2014年に静岡地裁(村山浩昭裁判長)が出した再審開始決定が、即時抗告審での東京高裁(大島隆明裁判長)の決定で取り消された際には、【袴田事件再審開始の根拠とされた“本田鑑定”と「STAP細胞」との共通性】で同決定を支持する論評を行った。
その決定が最高裁で破棄差戻しとなり、東京高裁(大善文男裁判長)が、再審開始決定を出した際には、【「組織的証拠ねつ造」可能性認める袴田事件“再審開始決定”、検察の特別抗告は許されない】と題して、同決定での「捜査機関の証拠改ざんの認定」の背景と意味を解説し、検察官の特別抗告に対して消極の意見を述べた。

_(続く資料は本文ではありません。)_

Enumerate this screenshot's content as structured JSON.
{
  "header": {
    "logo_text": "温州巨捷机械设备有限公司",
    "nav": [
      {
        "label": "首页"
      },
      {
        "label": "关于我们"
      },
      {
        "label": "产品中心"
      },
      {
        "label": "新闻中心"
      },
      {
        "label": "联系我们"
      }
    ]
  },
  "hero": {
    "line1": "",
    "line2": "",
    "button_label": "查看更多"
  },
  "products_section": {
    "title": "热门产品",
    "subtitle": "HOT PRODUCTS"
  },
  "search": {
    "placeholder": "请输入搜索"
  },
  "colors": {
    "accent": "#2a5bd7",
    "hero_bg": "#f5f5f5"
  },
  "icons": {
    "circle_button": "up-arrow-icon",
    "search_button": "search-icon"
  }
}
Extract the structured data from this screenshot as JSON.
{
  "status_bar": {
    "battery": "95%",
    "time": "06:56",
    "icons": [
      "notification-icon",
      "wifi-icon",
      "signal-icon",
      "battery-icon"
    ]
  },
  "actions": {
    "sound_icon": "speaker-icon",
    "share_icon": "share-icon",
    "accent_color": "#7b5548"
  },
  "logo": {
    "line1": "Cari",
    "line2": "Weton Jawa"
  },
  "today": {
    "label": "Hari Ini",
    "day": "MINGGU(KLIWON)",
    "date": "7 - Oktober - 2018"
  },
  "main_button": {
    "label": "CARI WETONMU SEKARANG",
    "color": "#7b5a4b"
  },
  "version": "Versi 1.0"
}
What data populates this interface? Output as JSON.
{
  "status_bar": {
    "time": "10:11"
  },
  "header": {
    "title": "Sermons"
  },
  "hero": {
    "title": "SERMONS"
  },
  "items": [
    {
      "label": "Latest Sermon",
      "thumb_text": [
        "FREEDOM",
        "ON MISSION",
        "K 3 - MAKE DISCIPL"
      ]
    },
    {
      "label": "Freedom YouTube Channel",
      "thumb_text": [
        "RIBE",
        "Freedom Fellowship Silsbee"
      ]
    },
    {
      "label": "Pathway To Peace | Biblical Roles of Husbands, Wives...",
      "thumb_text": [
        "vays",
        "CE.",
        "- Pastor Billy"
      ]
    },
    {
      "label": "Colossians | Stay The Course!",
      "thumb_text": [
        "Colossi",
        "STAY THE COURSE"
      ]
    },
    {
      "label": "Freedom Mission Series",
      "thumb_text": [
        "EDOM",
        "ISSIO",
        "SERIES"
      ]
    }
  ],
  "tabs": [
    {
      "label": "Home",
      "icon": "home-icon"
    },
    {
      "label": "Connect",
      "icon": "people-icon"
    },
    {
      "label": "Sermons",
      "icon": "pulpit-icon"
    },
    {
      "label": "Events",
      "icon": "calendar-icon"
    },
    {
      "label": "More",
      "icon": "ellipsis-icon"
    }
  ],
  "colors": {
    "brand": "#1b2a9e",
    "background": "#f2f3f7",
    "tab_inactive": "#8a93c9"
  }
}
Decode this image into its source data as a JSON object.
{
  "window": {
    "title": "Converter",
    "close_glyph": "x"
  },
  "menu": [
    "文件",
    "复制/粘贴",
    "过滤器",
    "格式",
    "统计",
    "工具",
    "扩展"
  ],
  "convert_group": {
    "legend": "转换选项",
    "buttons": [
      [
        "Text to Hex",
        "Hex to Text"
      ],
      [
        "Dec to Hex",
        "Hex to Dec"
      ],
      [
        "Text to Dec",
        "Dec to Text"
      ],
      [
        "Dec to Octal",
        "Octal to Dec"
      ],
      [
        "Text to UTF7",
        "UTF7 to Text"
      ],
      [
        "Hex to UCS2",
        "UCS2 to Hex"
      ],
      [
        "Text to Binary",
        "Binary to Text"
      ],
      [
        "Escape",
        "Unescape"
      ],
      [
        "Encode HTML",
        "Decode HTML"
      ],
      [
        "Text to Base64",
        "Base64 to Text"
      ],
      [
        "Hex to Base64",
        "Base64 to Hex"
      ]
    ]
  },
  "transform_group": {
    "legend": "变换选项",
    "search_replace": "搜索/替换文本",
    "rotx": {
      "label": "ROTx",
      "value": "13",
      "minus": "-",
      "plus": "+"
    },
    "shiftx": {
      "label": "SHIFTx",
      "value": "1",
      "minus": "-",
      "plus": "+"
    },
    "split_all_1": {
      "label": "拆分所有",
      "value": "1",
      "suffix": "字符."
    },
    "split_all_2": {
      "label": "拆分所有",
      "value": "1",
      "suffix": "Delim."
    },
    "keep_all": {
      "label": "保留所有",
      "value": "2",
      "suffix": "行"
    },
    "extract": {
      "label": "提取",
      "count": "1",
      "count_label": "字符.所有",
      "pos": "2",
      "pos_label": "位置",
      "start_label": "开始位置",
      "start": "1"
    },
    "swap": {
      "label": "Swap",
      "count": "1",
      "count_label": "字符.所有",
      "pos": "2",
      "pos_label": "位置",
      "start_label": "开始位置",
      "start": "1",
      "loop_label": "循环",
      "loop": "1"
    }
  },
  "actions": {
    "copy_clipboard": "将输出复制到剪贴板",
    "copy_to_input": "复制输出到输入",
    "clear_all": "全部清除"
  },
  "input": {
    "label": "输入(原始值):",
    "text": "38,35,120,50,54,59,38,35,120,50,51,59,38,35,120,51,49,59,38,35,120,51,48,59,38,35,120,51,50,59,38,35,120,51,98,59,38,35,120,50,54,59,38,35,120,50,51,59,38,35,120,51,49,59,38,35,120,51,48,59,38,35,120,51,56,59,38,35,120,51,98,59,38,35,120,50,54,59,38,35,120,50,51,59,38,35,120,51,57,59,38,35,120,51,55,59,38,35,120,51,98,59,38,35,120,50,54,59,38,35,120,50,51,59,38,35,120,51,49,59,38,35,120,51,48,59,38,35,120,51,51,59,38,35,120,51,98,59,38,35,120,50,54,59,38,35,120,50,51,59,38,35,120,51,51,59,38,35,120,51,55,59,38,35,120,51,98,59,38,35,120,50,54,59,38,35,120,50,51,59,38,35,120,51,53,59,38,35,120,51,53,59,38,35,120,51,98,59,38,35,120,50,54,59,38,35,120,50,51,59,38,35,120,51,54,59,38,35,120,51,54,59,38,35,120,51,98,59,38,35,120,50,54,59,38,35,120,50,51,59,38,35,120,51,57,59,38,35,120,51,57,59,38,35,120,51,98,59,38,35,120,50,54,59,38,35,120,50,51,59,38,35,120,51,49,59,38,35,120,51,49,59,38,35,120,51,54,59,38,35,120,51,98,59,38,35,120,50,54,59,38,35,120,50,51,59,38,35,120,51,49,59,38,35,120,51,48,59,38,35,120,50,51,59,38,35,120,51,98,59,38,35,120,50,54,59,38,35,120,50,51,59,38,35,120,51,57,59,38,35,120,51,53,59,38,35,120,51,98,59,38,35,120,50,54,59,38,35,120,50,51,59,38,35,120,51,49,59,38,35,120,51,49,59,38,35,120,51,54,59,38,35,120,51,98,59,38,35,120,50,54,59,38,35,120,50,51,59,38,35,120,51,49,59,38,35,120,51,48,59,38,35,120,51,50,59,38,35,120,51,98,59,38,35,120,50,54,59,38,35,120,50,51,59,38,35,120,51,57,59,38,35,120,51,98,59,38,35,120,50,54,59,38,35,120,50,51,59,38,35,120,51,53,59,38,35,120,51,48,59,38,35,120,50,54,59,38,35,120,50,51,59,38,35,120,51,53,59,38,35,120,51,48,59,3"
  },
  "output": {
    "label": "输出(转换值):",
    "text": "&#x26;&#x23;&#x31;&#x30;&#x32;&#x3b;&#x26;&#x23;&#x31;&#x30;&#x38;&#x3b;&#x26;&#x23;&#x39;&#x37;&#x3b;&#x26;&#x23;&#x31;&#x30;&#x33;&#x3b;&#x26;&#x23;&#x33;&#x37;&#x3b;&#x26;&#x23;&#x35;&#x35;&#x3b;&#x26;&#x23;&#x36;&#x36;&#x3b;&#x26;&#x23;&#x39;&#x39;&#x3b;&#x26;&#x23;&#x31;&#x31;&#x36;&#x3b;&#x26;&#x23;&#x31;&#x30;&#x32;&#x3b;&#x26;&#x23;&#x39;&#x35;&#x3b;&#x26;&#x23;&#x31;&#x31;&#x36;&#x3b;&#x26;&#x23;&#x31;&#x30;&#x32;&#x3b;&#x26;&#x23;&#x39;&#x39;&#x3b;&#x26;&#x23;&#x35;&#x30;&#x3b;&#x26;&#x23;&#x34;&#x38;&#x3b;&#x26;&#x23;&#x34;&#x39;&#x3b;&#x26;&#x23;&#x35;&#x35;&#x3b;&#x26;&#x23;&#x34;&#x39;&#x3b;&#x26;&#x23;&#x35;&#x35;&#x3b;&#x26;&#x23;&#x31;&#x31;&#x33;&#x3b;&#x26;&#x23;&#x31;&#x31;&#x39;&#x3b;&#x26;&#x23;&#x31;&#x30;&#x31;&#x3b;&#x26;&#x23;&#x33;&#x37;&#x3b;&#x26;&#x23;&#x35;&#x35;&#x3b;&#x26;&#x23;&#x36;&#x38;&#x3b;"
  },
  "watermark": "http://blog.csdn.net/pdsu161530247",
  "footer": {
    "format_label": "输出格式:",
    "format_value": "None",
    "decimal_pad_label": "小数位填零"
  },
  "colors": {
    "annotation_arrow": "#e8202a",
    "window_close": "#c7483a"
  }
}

そして、上記大善決定に対して検察が特別抗告を断念して再審開始決定が確定し、静岡地裁で始まった再審で、検察官、弁護人の主張が出そろった段階で出した【袴田事件再審「証拠ねつ造の可能性」を徹底分析~「無罪判決」でも事実解明は終わらない】では、再審公判での検察官・弁護人双方の主張について解説し、最大の争点が「5点の着衣の証拠改ざん」であり、それが肯定された場合に、その後に予想される事態、についても私見を述べた。
今回出された再審判決に対しても、マスコミや世の中の論調に流されることなく、内容を客観的に分析し、検察の控訴・不控訴の判断に関して問題となる点を解説すること、そして、この事件をどう決着させるべきかについて私見を述べることは、私自身に課せられた責務と言うべきであろう。